Quando è arrivata a Napoli per studiare veterinaria da Guardiaregia, paesino molisano di 700 abitanti immerso nella natura, Michela Spina si è subito avvicinata all’attivismo. Durante il primo sciopero globale per il clima era in Erasmus in Romania. Ha seguito le vicende italiane dei Fridays for Future sui social e una volta rientrata si è messa subito in contatto con il movimento e con le altre realtà locali che da sempre si battono per la città.

Oggi che ha 25 anni ed è all’ultimo anno di università, Michela ha rivalutato la crisi climatica. Che non vede più solo come un problema ambientale, ma connesso a doppio filo alle diseguaglianze sociali. “Prima pensavo in maniera più ingenua e individualista – ammette – e non li avevo mai messi in correlazione. Invece, anche per le conseguenze del riscaldamento globale, il sistema in cui viviamo tende a facilitare chi vive nelle grandi metropoli, chi ha possibilità economiche maggiori. Mentre le persone delle periferie accusano di più e hanno meno possibilità di proteggersi“.

Una consapevolezza che è arrivata dopo anni di attivismo, assemblee e dibattiti. E non l’unica: “Vogliono far passare il messaggio che noi, come singoli, siamo responsabili del cambiamento climatico, ma ho imparato che la vera causa è il modello di sviluppo insostenibile in cui viviamo. Le scelte individuali sono importanti, ma non fondamentali. Il cambiamento più grande deve arrivare dall’alto”.

Il discorso degli attivisti va oltre le catastrofi, ma vuole costruire un ragionamento intersezionale. “Siamo dentro un sistema complesso – spiega Michela – che mosso dall’avidità e dalla fame di profitto dell’uomo bianco occidentale, non fa che ingigantire la crisi climatica. Combatterla significa portare avanti anche una lotta femminista, perché le donne rivestono un ruolo fondamentale nella sua soluzione”.

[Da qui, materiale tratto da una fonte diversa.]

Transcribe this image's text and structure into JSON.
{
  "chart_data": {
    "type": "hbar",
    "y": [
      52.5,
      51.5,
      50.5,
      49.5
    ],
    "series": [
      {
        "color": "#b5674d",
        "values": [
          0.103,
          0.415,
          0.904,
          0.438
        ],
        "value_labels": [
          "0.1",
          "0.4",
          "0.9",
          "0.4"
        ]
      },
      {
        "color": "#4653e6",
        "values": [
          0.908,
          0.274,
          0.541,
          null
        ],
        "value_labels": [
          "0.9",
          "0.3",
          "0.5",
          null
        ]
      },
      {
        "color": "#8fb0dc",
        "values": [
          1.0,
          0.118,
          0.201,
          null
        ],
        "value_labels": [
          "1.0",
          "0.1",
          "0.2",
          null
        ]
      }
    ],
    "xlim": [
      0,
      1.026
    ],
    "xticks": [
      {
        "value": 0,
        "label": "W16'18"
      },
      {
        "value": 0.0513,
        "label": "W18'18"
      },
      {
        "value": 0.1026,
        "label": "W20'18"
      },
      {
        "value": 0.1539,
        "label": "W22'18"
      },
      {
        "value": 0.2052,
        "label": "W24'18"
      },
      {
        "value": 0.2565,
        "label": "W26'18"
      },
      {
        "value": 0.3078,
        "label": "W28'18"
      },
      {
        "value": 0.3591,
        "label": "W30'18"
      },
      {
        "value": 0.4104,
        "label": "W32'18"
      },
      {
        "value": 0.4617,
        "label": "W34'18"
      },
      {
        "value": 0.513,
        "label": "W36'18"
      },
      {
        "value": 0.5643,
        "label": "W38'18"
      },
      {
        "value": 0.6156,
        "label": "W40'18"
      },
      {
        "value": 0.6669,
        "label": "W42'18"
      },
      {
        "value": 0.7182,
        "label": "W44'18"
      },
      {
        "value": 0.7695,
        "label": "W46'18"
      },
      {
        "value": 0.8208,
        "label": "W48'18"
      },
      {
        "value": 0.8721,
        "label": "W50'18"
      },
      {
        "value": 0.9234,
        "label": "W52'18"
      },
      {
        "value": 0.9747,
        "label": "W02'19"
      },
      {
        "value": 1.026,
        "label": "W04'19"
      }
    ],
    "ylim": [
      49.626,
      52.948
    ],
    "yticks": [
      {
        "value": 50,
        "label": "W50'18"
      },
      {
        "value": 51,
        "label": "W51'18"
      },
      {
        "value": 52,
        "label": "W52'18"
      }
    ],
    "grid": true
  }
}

Per chiedere azioni concrete il 25 marzo l’onda verde napoletana è pronta a tornare a manifestare partendo da piazza Garibaldi. Ci saranno musica e interventi su scuola, femminismo, guerra. “Stiamo anche studiando un’azione più scenografica coi ragazzi di Extinction Rebellion”, svela Michela.

I problemi maggiori di Napoli, e della Campania, si possono riassumere con un solo luogo: la Terra dei Fuochi. I rifiuti, le discariche abusive, gli sversamenti, i roghi. “Basta aprire un balcone al quarto piano in centro per vedere un fumo nero in lontananza”, racconta Michela. E accusa: “La classe politica ne parla troppo poco a causa della presenza forte della camorra in questo territorio. Sicuramente c’è paura, ma a volte anche una convergenza di interessi”.

Oltre ai fuochi illegali c’è anche la questione inceneritori, come l’A2A di Acerra e gli altri termovalorizzatori tra Napoli e Caserta. “Nessuno si pone il problema di come fare a diminuire la quantità di rifiuti da smaltire in questo modo, come agire alla base del problema. Ma soprattutto nessuno si cura dei fumi e delle conseguenze sulla salute della popolazione. Lo Stato ci ha messo troppo tempo a riconoscere il reato di ecocidio. E allora noi attivisti portiamo in piazza le rivendicazioni delle famiglie campane. Vogliamo riportare l’attenzione su queste battaglie dimenticate”.